Nicht mehr so schnell, leise brummend, fuhr Dr. Bouth durch die Nacht. Es wurde kalt im Wagen. Er stellte die Klimaanlage herum, und mollige Wärme durchzog das Innere des Autos. Einmal bewegte sich Mabel. Sie drehte sich herum und legte den Kopf an Ralfs Schulter. Er hielt still, bemühte sich, die Schulter beim Steuern nicht zu bewegen und schaltete mit der linken Hand.

Er umfuhr Santa Fe und bog in eine Straße ein, die schmal und oft gewunden sich durch das Gebirge quälte.

Langsam rollte der Wagen durch die in der Dunkelheit bizarren Schluchten.

Es waren Wege, die nur wenige kannten und an deren Ende die Kette mehrfach hintereinander gestaffelter Militärposten lag.

*

Vierzig-Kilometer von Santa Fe liegt Alamos.

Zuerst war hier nichts. Nichts als Felsen, ein riesiger Canon, bewachsen mit Pappeln, die spanisch Los Alamos heißen und der von den spanischen Entdeckern so getauft wurde. Er war ein Canon wie alle anderen hier in der Gegend, durch abrupte Felsabstürze von über fünfzig Meter Tiefe voneinander getrennte Hochplateaus, deren Anblick zu den schönsten und gewaltigsten Naturbildern gehört, die unsere Erde dem menschlichen Auge zu bieten hat.
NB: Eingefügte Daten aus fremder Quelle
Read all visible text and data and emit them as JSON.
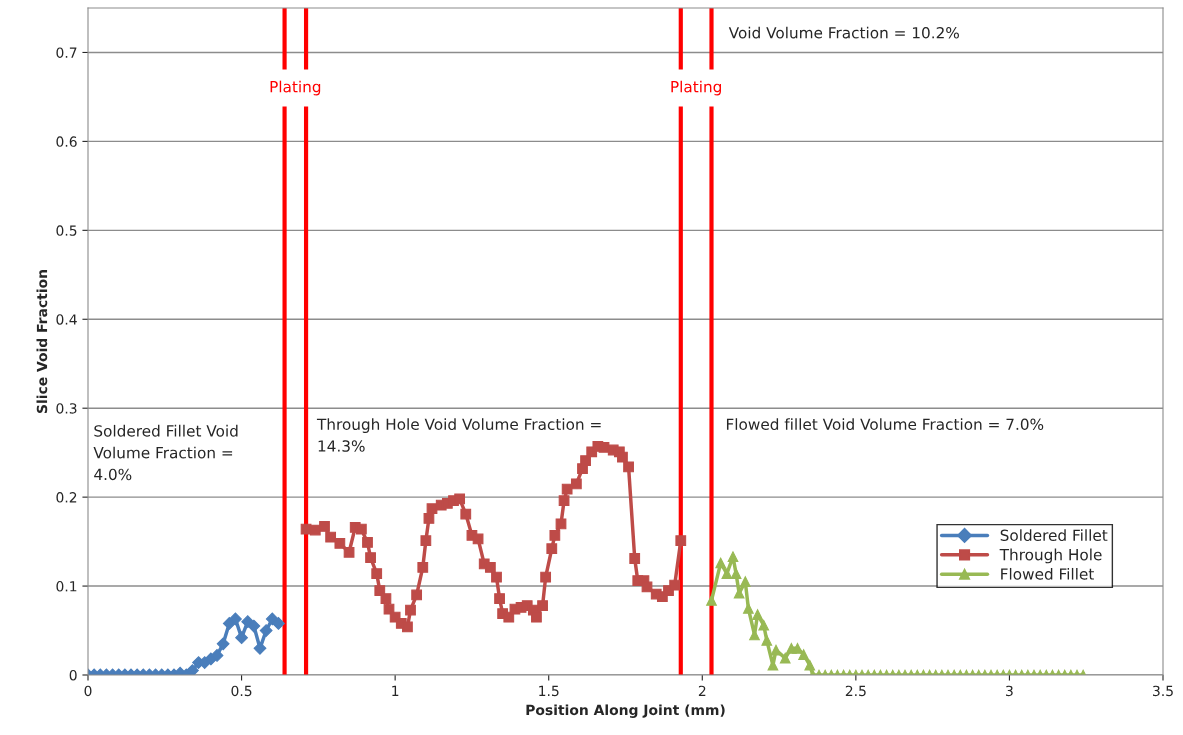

Canon Los Alamos ist nur eine Felsenschlucht inmitten der vielen anderen, die nebeneinander von Ost nach West auf den Rio Grande zulaufen. Pajarito, Water, Frijoles, Bayo, Pueblo, Guaje, Valle und Sandia sind Nebentäler, die alle zum Los Alamos gehören und ein Gewirr von Schluchten bilden, in denen sich nur die Eingeweihtesten zurechtfinden.